Alle 9.10 il giovane atleta è partito da Linguaglossa. «Sono arrivato allo chalet Le Ginestre in un’ora, un tempo inferiore di quanto mi aspettassi – racconta – Mentre sono passato da Piano Provenzana dopo due ore». Da lì è iniziata la salita verso il cratere di nord est, dove la corsa si è fatta più difficile a causa delle condizioni meteorologiche. «Il vento contrario soffiava a più di 50 chilometri orari e si sprofondava nella neve molle – continua Ragonese – In quattro ore e 53 minuti sono arrivato in cima e da lì è iniziata la discesa». Per cui sono servite circa due ore. Accanto a Salvatore c’era anche Biagio Ragonese, suo zio e nota guida dell’Etna, e alcuni amici. Tra loro, Giuseppe Distefano di Etna walk che ha preso a cuore la sfida e ha deciso di documentarla.

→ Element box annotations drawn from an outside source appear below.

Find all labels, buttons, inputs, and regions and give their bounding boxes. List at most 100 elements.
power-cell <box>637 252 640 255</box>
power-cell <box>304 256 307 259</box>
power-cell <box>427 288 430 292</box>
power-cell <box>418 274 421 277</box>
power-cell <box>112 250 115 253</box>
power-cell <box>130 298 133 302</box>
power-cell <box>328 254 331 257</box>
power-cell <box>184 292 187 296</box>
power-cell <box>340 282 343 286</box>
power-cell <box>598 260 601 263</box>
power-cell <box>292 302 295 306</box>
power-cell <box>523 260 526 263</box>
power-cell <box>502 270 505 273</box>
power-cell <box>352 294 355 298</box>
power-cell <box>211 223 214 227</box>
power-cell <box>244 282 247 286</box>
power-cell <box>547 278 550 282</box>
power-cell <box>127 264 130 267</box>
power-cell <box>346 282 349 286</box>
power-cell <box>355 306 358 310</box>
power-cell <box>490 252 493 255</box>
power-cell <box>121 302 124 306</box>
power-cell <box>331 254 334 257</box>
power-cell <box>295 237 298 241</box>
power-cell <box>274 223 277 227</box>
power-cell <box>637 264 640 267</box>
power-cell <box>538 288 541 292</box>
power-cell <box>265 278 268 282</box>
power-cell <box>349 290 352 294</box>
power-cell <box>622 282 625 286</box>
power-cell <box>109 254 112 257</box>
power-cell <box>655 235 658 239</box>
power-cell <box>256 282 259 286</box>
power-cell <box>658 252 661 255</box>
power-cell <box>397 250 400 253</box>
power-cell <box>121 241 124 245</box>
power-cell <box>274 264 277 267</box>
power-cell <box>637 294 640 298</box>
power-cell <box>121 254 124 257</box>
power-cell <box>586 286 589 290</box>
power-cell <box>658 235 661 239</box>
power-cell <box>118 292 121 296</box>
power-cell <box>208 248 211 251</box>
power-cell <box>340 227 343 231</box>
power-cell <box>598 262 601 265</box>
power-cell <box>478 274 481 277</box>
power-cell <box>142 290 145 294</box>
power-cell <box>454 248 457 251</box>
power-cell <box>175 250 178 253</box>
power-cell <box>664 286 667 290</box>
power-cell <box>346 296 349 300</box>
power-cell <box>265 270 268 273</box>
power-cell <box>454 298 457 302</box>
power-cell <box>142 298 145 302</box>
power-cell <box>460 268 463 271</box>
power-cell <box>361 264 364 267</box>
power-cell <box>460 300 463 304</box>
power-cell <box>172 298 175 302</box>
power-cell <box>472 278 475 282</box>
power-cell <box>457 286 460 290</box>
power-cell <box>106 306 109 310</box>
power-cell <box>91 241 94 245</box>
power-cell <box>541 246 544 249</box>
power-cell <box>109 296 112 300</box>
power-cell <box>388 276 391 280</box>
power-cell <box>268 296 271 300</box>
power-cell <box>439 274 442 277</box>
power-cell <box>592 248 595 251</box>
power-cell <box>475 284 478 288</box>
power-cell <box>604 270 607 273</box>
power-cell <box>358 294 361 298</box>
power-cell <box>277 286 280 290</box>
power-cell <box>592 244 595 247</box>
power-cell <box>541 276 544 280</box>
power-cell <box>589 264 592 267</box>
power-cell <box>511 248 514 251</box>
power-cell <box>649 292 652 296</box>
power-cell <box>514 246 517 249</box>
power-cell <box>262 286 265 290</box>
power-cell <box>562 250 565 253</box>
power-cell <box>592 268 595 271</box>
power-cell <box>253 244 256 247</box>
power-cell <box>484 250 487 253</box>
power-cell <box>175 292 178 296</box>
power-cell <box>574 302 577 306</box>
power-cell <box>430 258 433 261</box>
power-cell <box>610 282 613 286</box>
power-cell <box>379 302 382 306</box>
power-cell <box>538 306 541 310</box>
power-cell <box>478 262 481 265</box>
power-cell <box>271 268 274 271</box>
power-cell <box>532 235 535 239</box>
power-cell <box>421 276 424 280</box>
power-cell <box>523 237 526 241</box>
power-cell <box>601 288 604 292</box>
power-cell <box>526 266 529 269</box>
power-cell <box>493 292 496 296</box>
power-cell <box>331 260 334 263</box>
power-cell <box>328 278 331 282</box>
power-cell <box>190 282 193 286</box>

Parte del percorso compiuto da Salvatore rientra nell’area il cui accesso è vietato dalla prefettura – sulla base di un documento della protezione civile regionale – con un’ordinanza aspramente criticata da guide, appassionati e cittadini. Catanesi e non solo. Tra i contrari ai divieti sull’Etna, c’è proprio Salvatore Ragonese. «Se mi avessero fermato, avrei chiesto dove sono i cartelli che dicono alle persone che non si può salire», commenta il giovane. Che aveva anche comunicato – il 20 e il 27 aprile – la sua iniziativa al Parco dell’Etna, senza però ricevere alcuna risposta: «Considerato il silenzio, non ho nemmeno chiesto autorizzazioni o supporto». «Io di queste limitazioni non ne penso affatto bene – continua Ragonese – Quando si sale in montagna, lo si fa assumendosi il proprio rischio. I divieti sono ridicoli ed esistono solo qui». Anche perché, con quegli stessi divieti, lui adesso non sarebbe stato lo stesso.

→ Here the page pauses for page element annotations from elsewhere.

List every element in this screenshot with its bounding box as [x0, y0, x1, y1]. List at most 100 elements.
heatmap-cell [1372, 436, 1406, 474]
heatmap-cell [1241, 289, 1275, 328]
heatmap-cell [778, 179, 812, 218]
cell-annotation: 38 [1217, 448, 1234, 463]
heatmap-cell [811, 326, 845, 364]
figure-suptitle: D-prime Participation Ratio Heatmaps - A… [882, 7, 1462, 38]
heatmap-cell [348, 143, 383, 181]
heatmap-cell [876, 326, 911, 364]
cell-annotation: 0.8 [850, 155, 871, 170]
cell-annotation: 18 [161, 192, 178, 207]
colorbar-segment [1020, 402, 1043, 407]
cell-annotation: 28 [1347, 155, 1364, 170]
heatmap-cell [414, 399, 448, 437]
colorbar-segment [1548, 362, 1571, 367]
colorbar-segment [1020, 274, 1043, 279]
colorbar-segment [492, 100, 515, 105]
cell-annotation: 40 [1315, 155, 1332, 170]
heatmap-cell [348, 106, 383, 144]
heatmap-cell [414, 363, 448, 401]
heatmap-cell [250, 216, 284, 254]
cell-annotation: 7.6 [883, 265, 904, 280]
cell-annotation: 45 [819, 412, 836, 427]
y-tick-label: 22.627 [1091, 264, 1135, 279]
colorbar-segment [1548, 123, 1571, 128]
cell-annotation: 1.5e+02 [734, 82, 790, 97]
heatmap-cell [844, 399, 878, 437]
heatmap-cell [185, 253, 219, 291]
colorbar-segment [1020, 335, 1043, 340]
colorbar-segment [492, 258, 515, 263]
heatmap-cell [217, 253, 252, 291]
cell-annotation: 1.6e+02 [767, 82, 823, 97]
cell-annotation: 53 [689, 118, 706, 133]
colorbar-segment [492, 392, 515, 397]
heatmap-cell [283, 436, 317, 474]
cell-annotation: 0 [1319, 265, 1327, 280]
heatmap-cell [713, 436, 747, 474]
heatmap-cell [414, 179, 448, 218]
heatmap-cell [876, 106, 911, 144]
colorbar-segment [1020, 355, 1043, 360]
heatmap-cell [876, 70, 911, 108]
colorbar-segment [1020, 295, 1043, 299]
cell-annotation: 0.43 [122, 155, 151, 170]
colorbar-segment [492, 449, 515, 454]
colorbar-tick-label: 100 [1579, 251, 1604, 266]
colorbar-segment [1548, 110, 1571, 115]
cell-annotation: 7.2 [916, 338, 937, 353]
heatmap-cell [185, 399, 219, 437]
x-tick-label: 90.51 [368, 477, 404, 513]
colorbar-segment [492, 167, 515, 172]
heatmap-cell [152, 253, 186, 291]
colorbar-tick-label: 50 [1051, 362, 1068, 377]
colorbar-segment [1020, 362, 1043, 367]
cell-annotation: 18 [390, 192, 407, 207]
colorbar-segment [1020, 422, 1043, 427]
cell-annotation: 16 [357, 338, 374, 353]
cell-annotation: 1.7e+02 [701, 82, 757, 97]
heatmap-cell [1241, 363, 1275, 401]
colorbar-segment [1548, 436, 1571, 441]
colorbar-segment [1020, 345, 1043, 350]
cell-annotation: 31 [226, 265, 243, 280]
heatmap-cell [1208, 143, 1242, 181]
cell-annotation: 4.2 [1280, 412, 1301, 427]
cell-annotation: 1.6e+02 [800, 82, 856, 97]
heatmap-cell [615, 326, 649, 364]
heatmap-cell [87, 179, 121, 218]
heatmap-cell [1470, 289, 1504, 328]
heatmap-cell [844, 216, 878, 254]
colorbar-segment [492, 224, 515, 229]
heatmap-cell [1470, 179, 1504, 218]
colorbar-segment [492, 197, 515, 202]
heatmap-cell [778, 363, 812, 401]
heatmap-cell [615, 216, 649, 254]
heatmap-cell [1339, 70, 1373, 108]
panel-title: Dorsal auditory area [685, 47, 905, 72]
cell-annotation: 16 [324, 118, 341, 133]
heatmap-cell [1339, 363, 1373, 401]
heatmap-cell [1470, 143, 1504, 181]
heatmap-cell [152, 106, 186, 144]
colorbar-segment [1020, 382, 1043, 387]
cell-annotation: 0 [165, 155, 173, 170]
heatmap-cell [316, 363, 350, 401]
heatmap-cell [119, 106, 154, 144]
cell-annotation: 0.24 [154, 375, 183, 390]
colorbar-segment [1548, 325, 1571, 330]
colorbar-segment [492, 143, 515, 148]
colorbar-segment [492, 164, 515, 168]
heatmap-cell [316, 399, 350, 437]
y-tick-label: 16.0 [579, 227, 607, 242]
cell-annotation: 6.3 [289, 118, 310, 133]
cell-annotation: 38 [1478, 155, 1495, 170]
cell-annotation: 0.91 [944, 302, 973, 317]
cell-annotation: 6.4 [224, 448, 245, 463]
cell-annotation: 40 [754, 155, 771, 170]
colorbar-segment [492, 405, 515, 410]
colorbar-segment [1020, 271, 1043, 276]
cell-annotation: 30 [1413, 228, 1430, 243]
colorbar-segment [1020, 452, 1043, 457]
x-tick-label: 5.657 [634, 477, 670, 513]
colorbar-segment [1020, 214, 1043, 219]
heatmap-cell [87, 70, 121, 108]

Salvatore Ragonese oggi vive lontano dall’Etna. Frequenta la scuola militare Nunziatella di Napoli, «ma torno spesso». Ed è anche il rapporto con la montagna, appreso nell’infanzia, a tenere vivo il legame con la sua terra. Un legame alimentato da tentativi di record come quello di ieri e da prossimi obiettivi. «Farò la Supermaratona da zero a tremila e questa estate la 64 chilometri», anticipa. L’allenamento continua anche a Napoli, «dove però corro su strada perché non sempre ho il tempo di andare sulla costiera amalfitana», racconta il giovane. Un contesto diverso dall’allenamento in montagna, che non ti prepara ad affrontare dislivelli e tipi di terreno diversi. «Ma anche se sono meno allenato – conclude Salvatore Ragonese – riesco a trasformare la nostalgia in forza».